Recentemente o Brasil pôde enfim ter uma lei federal estabelecendo procedimentos de conduta para o uso científico de animais. A lei 11.794, de 08 de outubro de 2008, também denominada Lei Arouca, em homenagem ao falecido deputado Sérgio Arouca, foi regulamentada em julho do ano passado através do decreto 6.899/09. Estão previstas nesta legislação a criação, composição e funcionamento de um órgão em nível federal ligado ao Ministério da Ciência e Tecnologia, já funcionando, denominado Conselho Nacional de Controle de Experimentação Animal (Concea). A criação ou utilização de animais para pesquisa ficarão restritas, exclusivamente, às instituições credenciadas junto ao devido conselho, ficando o credenciamento dependente da criação prévia de uma Comissão de ética no uso de animais (Ceua). Além disto, estão sujeitas a penalidades como advertência, multa, suspensão, interdição temporária e definitiva aquelas instituições ou pessoas que transgredirem atividades reguladas nestas leis.

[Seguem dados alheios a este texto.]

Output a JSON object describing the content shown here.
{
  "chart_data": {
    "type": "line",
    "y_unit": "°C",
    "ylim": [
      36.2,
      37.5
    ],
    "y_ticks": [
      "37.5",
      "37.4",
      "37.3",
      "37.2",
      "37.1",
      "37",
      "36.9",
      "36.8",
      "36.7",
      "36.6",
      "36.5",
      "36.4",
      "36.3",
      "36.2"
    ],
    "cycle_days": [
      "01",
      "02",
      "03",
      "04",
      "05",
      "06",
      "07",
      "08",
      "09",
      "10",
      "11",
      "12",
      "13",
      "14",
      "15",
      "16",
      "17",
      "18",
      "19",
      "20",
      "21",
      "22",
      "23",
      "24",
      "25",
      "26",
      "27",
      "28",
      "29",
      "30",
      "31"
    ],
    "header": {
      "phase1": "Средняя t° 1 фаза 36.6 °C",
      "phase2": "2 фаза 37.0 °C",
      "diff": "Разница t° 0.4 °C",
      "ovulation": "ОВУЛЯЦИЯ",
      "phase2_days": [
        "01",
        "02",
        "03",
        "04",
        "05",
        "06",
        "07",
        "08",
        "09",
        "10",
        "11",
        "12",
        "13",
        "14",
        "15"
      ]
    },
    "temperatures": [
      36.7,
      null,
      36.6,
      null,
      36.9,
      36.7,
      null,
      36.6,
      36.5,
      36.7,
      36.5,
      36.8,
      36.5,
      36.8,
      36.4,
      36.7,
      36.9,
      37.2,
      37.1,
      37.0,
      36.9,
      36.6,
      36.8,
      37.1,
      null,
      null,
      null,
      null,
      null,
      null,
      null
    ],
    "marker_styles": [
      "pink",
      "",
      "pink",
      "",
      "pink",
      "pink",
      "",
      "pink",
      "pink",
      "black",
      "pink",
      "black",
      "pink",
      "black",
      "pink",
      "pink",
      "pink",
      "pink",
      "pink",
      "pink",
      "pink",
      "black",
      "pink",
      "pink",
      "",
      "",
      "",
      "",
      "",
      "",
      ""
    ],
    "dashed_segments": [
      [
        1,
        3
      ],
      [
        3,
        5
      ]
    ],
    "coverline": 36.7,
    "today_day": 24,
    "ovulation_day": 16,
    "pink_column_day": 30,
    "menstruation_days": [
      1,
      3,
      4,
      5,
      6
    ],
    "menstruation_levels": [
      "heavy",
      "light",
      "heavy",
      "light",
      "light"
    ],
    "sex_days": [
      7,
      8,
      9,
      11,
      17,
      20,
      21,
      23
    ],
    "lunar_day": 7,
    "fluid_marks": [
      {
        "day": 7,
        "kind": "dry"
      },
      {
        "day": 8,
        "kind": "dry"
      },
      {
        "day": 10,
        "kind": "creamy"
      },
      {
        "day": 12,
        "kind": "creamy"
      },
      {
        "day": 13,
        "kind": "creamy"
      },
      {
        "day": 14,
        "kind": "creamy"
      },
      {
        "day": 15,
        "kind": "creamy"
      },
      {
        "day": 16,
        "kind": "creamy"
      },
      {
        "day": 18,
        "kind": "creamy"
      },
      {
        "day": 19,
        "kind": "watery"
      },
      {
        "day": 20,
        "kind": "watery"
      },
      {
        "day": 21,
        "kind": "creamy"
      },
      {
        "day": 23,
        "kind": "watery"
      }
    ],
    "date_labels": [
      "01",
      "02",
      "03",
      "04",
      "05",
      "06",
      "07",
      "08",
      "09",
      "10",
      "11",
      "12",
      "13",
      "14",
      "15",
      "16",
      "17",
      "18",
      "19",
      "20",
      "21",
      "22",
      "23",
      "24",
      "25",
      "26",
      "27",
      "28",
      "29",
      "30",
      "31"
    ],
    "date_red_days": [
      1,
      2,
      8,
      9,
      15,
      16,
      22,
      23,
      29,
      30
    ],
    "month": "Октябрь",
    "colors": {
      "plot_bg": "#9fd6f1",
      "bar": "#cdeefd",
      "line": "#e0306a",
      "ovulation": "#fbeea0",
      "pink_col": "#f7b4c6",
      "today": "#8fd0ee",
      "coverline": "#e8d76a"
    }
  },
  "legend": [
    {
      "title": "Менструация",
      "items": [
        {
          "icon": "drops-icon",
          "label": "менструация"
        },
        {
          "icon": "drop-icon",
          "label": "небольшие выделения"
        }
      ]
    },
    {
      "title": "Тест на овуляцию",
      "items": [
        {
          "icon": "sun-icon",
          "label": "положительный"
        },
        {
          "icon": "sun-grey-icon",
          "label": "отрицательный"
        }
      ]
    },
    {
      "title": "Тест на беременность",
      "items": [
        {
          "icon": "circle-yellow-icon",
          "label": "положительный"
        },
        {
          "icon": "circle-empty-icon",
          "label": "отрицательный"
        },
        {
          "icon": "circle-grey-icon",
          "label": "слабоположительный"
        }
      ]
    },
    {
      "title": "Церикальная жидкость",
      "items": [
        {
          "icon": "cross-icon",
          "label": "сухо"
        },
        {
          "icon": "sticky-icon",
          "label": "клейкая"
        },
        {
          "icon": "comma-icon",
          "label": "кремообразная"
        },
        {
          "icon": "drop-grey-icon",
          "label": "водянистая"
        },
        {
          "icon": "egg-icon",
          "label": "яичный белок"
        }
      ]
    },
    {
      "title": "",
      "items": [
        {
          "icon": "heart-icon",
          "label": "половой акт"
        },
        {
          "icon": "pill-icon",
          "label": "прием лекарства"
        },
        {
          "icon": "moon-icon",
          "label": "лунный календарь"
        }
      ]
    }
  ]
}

Muitas instituições há anos antecederam a regulação da Lei Arouca e já contam com os comitês de éticas institucionais. Na UENF a Ceua foi instituída em 2002. Nestes oito anos de funcionamento, 124 projetos foram submetidos e, deste total, 99 foram avaliados, 16 estão em avaliação e oito foram cancelados. Dos avaliados, cinco caducaram, um foi reprovado e os demais foram aprovados. Os projetos abrangem diversas áreas, como Anestesiologia, Bem-Estar Animal, Cirurgia: Transplante, Aperfeiçoamento de Metodologias, Comportamento Animal, Farmacologia, Imunologia/Diagnóstico, Morfologia/Anatomia, Parasitologia, Parasitologia/Bioquímica, Parasitologia/imunologia, Reprodução, Terapia Celular, Nutrição, Virologia, Biologia Molecular e Patologia Clínica.

Embora já com este tempo de funcionamento, a maioria (80%) destes processos vem tramitando de 2008 para cá. Recentemente, recebemos apoio da FAPERJ. Com isto será possível adquirir e mobiliar um espaço cedido pela Reitoria e contratar serviço para desenvolvimento de base de dados e interface para gestão de projetos sob deliberação da Ceua. Desta maneira acreditamos que a comissão estará melhor estruturada para um pleno funcionamento.

(Artigo publicado na Revista Nossa UENF, nº 02, agosto/setembro de 2010)

* Professor e pesquisador do Laboratório de Biologia Celular e Tecidual (LBCT) da UENF e presidente da Comissão de Ética no Uso de Animais (CEUA) da UENF.